Ralph F. Fischer (Gen. Dir. Adj. Dept.)
Tom signed it with a scrolly, illegible signature. He put the other forms away in case Bob should come in suddenly, and picked up the telephone. He had decided to give Mr Reddington a preliminary prod. He got Mr Reddington's number from information and called it. Mr Reddington was at home. Tom explained the situation briefly, and expressed surprise that Mr Reddington had not yet received the notice from the Adjusting Department.
'That should have gone out a few days ago,' Tom said. 'You'll undoubtedly get it tomorrow. We've been a little rushed around here.'
'But I've paid my tax,' said the alarmed voice at the other end. 'They were all -'
'These things can happen, you know, when the income's earned on a freelance basis with no withholding tax. We've been over your return very carefully, Mr Reddington. There's no mistake. And we wouldn't like to slap a lien on the office you work for or your agent or whatever -' Here he chuckled. A friendly, personal chuckle generally worked wonders.'- but we'll, have to do that unless you pay within forty-eight hours. I'm sorry the notice hasn't reached you before now. As I said, we've been pretty -'
'Is there anyone there I can talk to about it if I come in?' Mr Reddington asked anxiously. 'That's a hell of a lot of money!'
'Well, there is, of course.' Tom's voice always got folksy at this point. He sounded like a genial old codger of sixty-odd, who might be as patient as could be if Mr Reddington came in, but who wouldn't yield by so much as a red cent, for all the talking and explaining Mr Reddington might do. George McAlpin represented the Tax Department of the United States of America, suh. 'You can talk to me, of course,' Tom drawled, 'but there's absolutely no mistake about this, Mr Reddington. I'm just thinking of saving you your time. You can come in if you want to, but I've got all your records right here in my hand.'
Silence. Mr Reddington wasn't going to ask him anything about records, because he probably didn't know what to begin asking. But if Mr Reddington were to ask him to explain what it was all about, Tom had a lot of hash about net income versus accrued income, balance due versus computation, interest at six per cent annum accruing from due date of the tax until paid on any balance which represents tax shown on original return, which he could deliver in a slow voice as incapable of interruption as a Sherman tank. So far, no one had insisted in coming in person to hear more of that. Mr Reddington was backing down, too. Tom could hear it in the silence.
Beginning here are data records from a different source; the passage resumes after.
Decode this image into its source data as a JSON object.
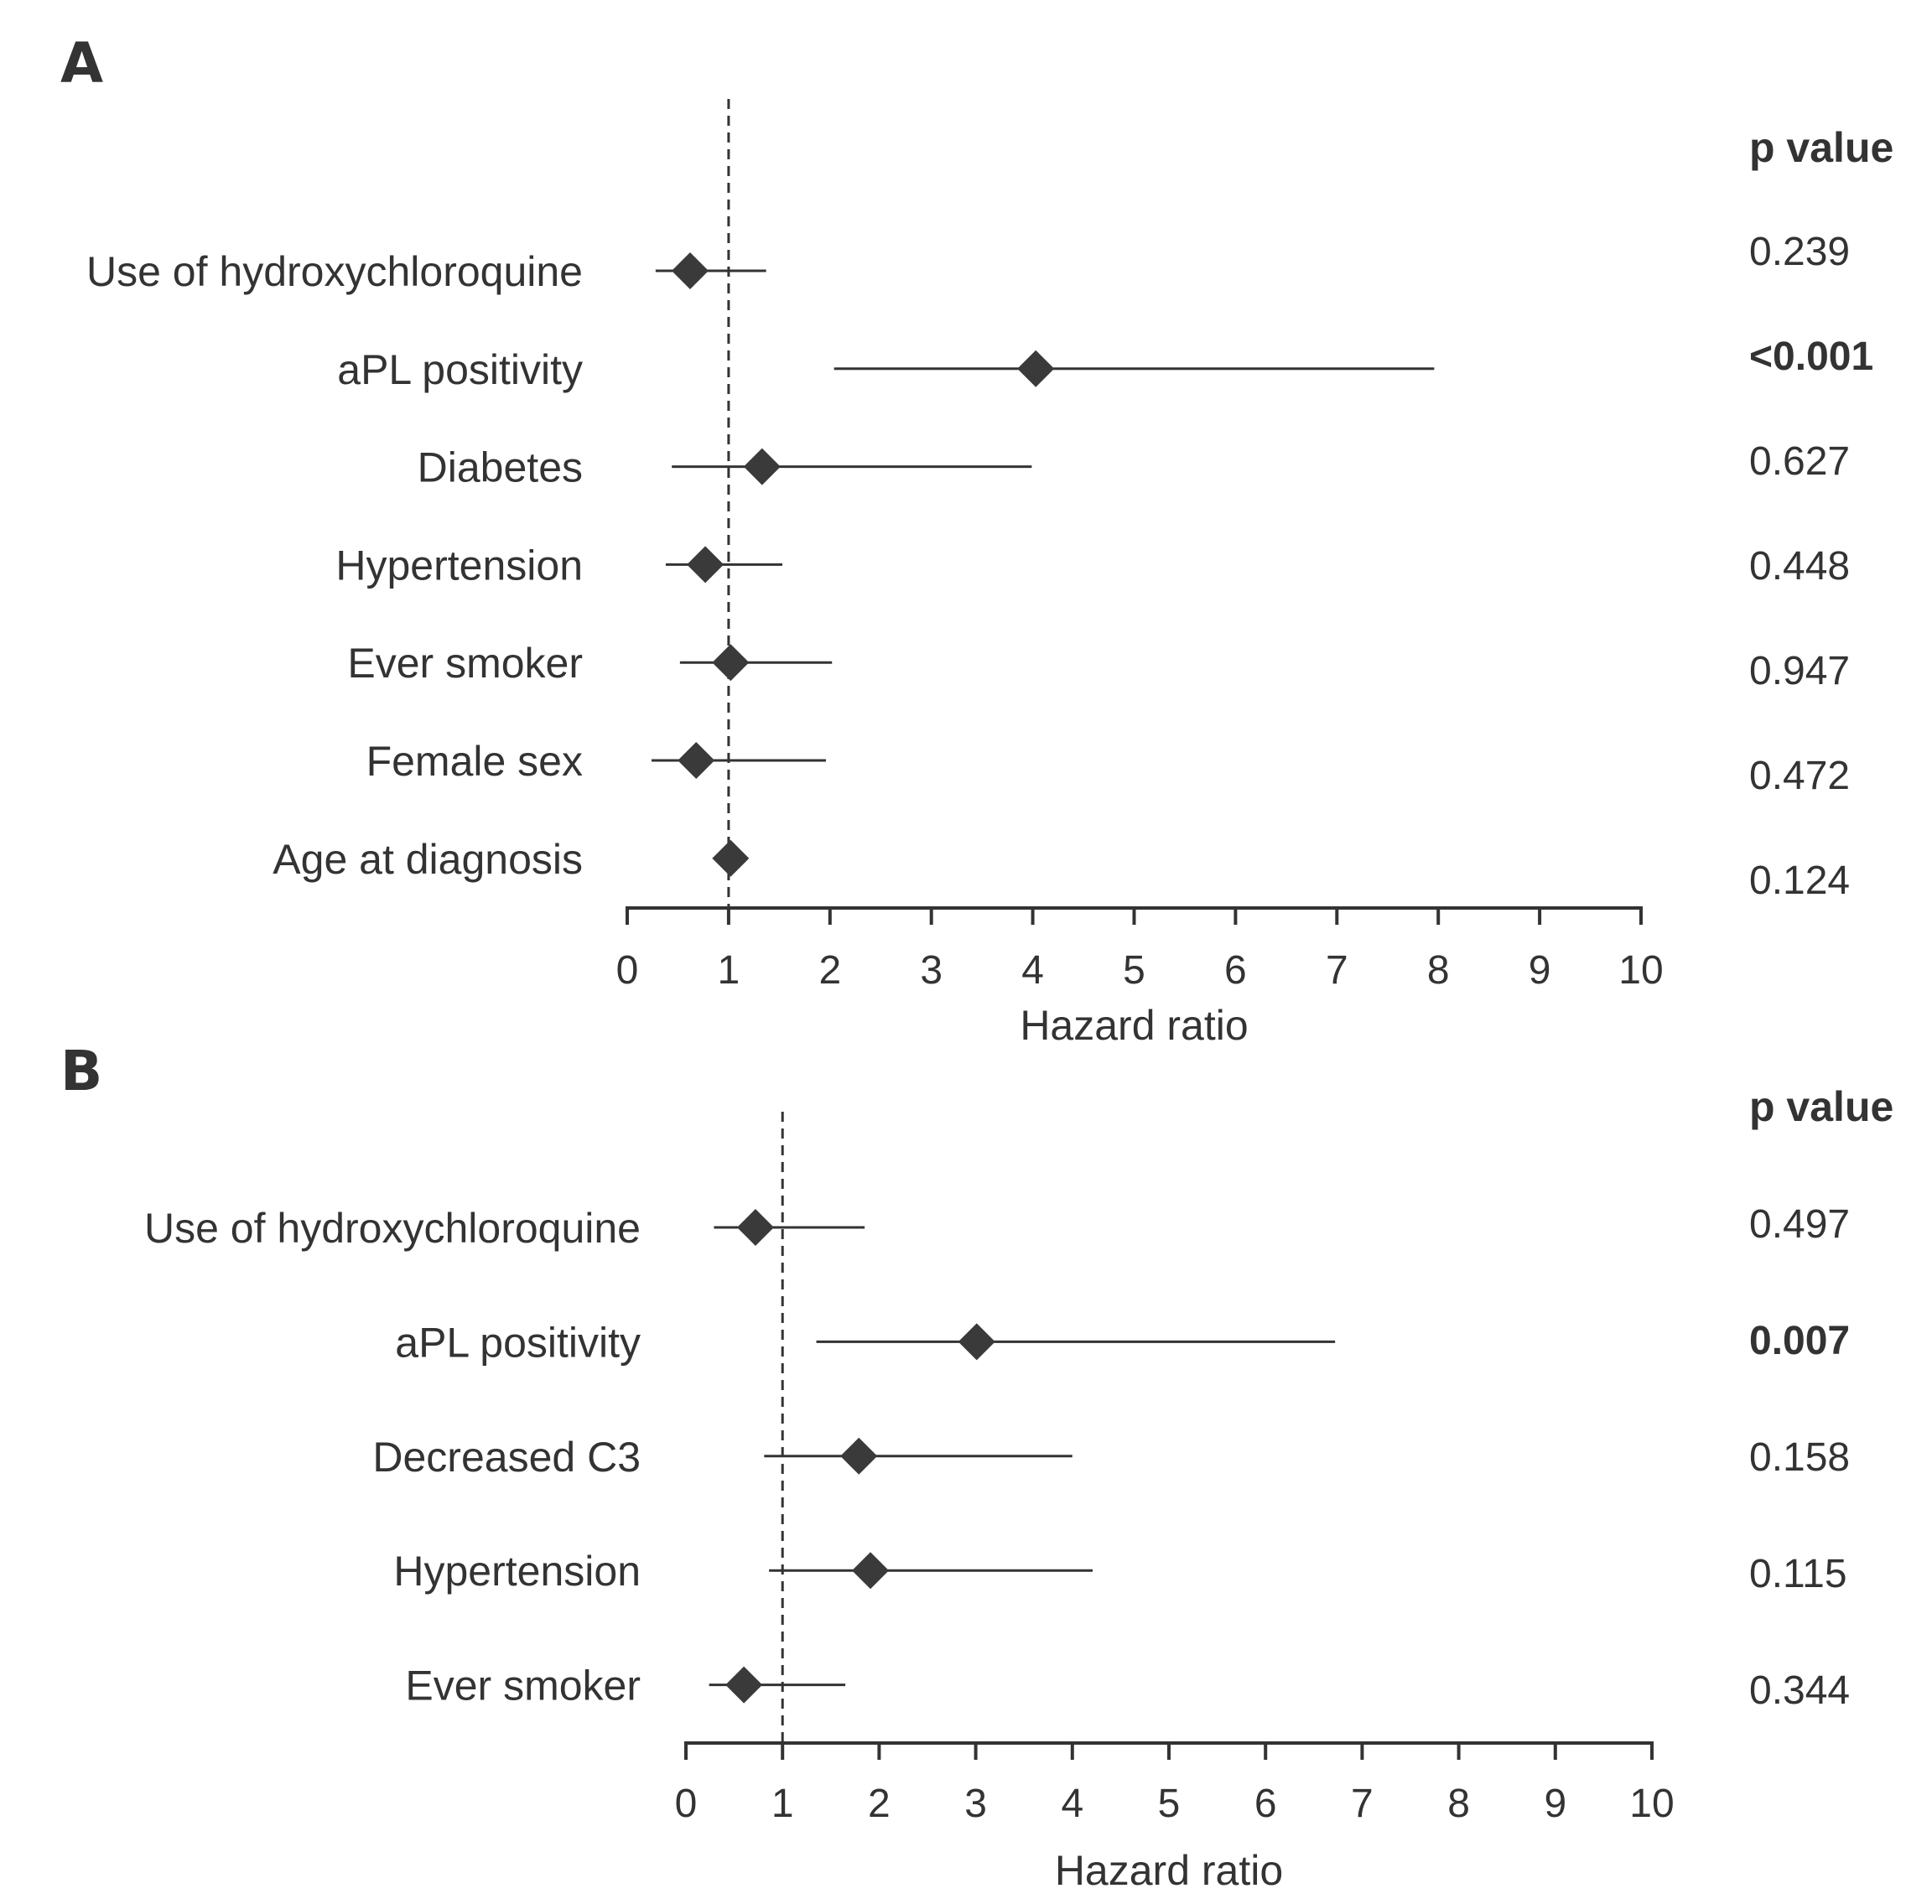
{
  "chart_data": [
    {
      "type": "forest",
      "panel": "A",
      "xlabel": "Hazard ratio",
      "xlim": [
        0,
        10
      ],
      "xticks": [
        0,
        1,
        2,
        3,
        4,
        5,
        6,
        7,
        8,
        9,
        10
      ],
      "reference_line": 1,
      "pvalue_header": "p value",
      "rows": [
        {
          "label": "Use of hydroxychloroquine",
          "hr": 0.62,
          "lower": 0.28,
          "upper": 1.37,
          "p": "0.239",
          "bold": false
        },
        {
          "label": "aPL positivity",
          "hr": 4.03,
          "lower": 2.04,
          "upper": 7.96,
          "p": "<0.001",
          "bold": true
        },
        {
          "label": "Diabetes",
          "hr": 1.33,
          "lower": 0.44,
          "upper": 3.99,
          "p": "0.627",
          "bold": false
        },
        {
          "label": "Hypertension",
          "hr": 0.77,
          "lower": 0.38,
          "upper": 1.53,
          "p": "0.448",
          "bold": false
        },
        {
          "label": "Ever smoker",
          "hr": 1.02,
          "lower": 0.52,
          "upper": 2.02,
          "p": "0.947",
          "bold": false
        },
        {
          "label": "Female sex",
          "hr": 0.68,
          "lower": 0.24,
          "upper": 1.96,
          "p": "0.472",
          "bold": false
        },
        {
          "label": "Age at diagnosis",
          "hr": 1.02,
          "lower": 0.99,
          "upper": 1.05,
          "p": "0.124",
          "bold": false
        }
      ]
    },
    {
      "type": "forest",
      "panel": "B",
      "xlabel": "Hazard ratio",
      "xlim": [
        0,
        10
      ],
      "xticks": [
        0,
        1,
        2,
        3,
        4,
        5,
        6,
        7,
        8,
        9,
        10
      ],
      "reference_line": 1,
      "pvalue_header": "p value",
      "rows": [
        {
          "label": "Use of hydroxychloroquine",
          "hr": 0.72,
          "lower": 0.29,
          "upper": 1.85,
          "p": "0.497",
          "bold": false
        },
        {
          "label": "aPL positivity",
          "hr": 3.01,
          "lower": 1.35,
          "upper": 6.72,
          "p": "0.007",
          "bold": true
        },
        {
          "label": "Decreased C3",
          "hr": 1.79,
          "lower": 0.81,
          "upper": 4.0,
          "p": "0.158",
          "bold": false
        },
        {
          "label": "Hypertension",
          "hr": 1.91,
          "lower": 0.86,
          "upper": 4.21,
          "p": "0.115",
          "bold": false
        },
        {
          "label": "Ever smoker",
          "hr": 0.6,
          "lower": 0.24,
          "upper": 1.65,
          "p": "0.344",
          "bold": false
        }
      ]
    }
  ]
}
'All right,' Mr Reddington said in a tone of collapse. I'll read the notice when I get it tomorrow.'
'All right, Mr Reddington,' he said, and hung up.
Tom sat there for a moment, giggling, the palms of his thin hands pressed together between his knees. Then he jumped up, put Bob's typewriter away again, combed his light-brown hair neatly in front of the mirror, and set off for Radio City.